Her mother, Diana, is outwardly reserved, unlike her innately effusive sister-in-law Pia. Much of her time is also focused on her successful career as a small-press publisher and performing in a respected string quartet.
Cassia’s aunt Nita subtly begins channeling the girl’s desire for her father’s presence into a long-term project of examining and organizing his vast photographic collection, including thousands of negatives that were never made into glossy prints. In effect, this is one place Cassia has him largely to herself. Here, as she surveys the world through his eyes and mind, she moves from grief to discovery and insight, especially as his unseen guidance leads her more and more into her own extended close family, which he had so vibrantly joined.
Somehow by the final version this line was no longer needed:
As you’ve seen, Manoula’s family is a whole other story.
Well, for one thing, he arrived as an outsider, so he did have a fresh perspective from which to view his new relations. They introduced him to a much different set of experiences and, ultimately, accomplishments.
Like him, I moved away from my native corner of the world and encountered much my parents never did. Just joining living in a yoga ashram or later joining the Society of Friends (or Quakers) altered my perceptions.
How do you see the world differently than your parents? Or, for that matter, other people who’ve been around you?
In my novel What’s Left, she has every reason to wonder about what she’s going to do when she grows up. Unlike many of us, Cassia could continue in her family’s business — there’s some security there — but she looks beyond that and sees … well, this is one view I cut from the final version of the novel:
Yet, when we look around, we see everybody doing the exact opposite: most people can’t wait to get away from their office or factory or showroom or classroom. American society these days exalts its leisure and scorns people who aren’t making the big bucks. That’s backward!
One of the lessons I learned as a cub reporter was the importance of respecting secretaries and janitors. They could give you some of your best story tips, if you listened. Most of them knew far more about the operation than the managers at the top.

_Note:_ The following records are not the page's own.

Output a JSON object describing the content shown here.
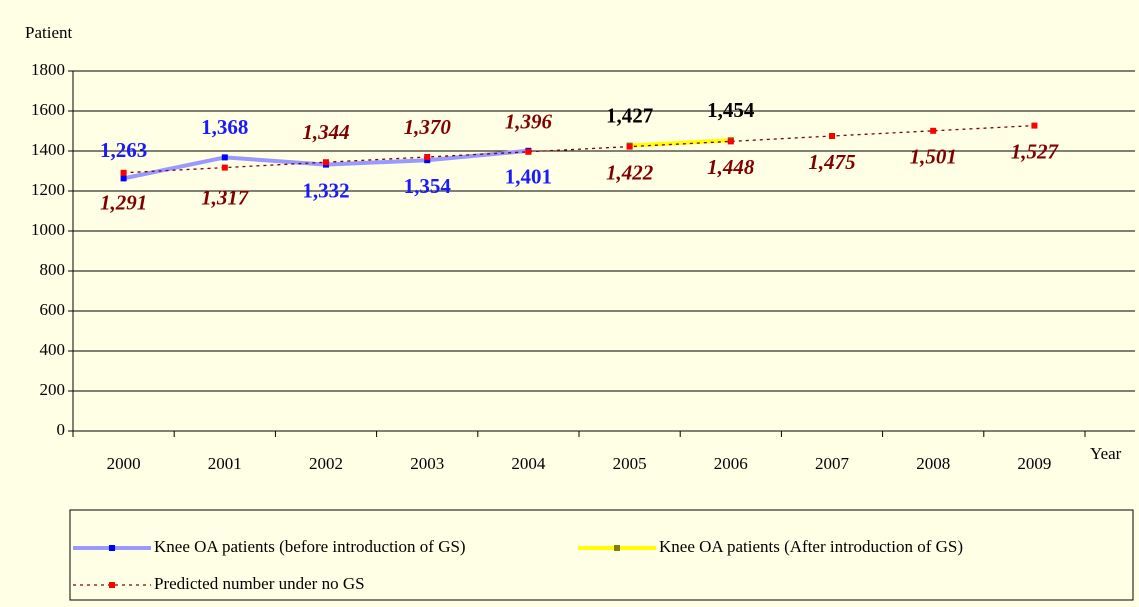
{
  "chart_data": {
    "type": "line",
    "y_label": "Patient",
    "x_label": "Year",
    "categories": [
      "2000",
      "2001",
      "2002",
      "2003",
      "2004",
      "2005",
      "2006",
      "2007",
      "2008",
      "2009"
    ],
    "ylim": [
      0,
      1800
    ],
    "yticks": [
      0,
      200,
      400,
      600,
      800,
      1000,
      1200,
      1400,
      1600,
      1800
    ],
    "grid": true,
    "legend": "bottom",
    "series": [
      {
        "name": "Knee OA patients (before introduction of GS)",
        "color": "#9999ff",
        "marker_color": "#0000ff",
        "label_color": "#1a1aff",
        "values": [
          1263,
          1368,
          1332,
          1354,
          1401,
          null,
          null,
          null,
          null,
          null
        ],
        "value_labels": [
          "1,263",
          "1,368",
          "1,332",
          "1,354",
          "1,401",
          null,
          null,
          null,
          null,
          null
        ]
      },
      {
        "name": "Knee OA patients (After introduction of GS)",
        "color": "#ffff00",
        "marker_color": "#808000",
        "label_color": "#000000",
        "values": [
          null,
          null,
          null,
          null,
          null,
          1427,
          1454,
          null,
          null,
          null
        ],
        "value_labels": [
          null,
          null,
          null,
          null,
          null,
          "1,427",
          "1,454",
          null,
          null,
          null
        ]
      },
      {
        "name": "Predicted number under no GS",
        "color": "#800000",
        "marker_color": "#ff0000",
        "label_color": "#800000",
        "values": [
          1291,
          1317,
          1344,
          1370,
          1396,
          1422,
          1448,
          1475,
          1501,
          1527
        ],
        "value_labels": [
          "1,291",
          "1,317",
          "1,344",
          "1,370",
          "1,396",
          "1,422",
          "1,448",
          "1,475",
          "1,501",
          "1,527"
        ]
      }
    ]
  }
}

Who do you know who’s not highly paid but makes a huge difference for those around her? (Or him.)
In the early versions of my novel What’s Left, her brothers stayed off in the background. But Gyatso and Billy moved far forward in the eighth and ninth revisions, especially when I discovered they didn’t require a lot of narrative development to be present. Sometimes a single short detail now pops their activity into fullness.
One thing about Cassia’s extended close-knit family is that her cousins are practically her siblings, too. Cassia’s cousin Sandra, for instance, could well be her sister, and both Gyatso and Billy line up well with some of their boy cousins.
It’s a fine line to walk, keeping the story moving without bogging down in too much detail, but it’s a rich matrix all the same.
I once had a coworker who grew up in a family where the way they showed affection for one another was by exchanging truly negative words and phrases. As far as I could tell, physical harm wasn’t part of it. Even so, maybe they understood what it meant and felt affirmed and included, but when he did the same thing with those of us in the office, many of my colleagues felt deeply insulted, even wounded. Maybe you know of writers capable of re-creating the domestic scene, but I’m not one of them. I’m still largely baffled.
The dynamics of siblings can make for endless intrigue. I’d love to know more — much more — of how they work in our lives.
Are you from a large family? Do you have brothers or sisters? Do you ever “borrow” their clothes? (Or anything else?) Does your household make you different from your friends or classmates? How would you describe your siblings — and your feelings for them — in a few words? Go ahead, vent, if you must.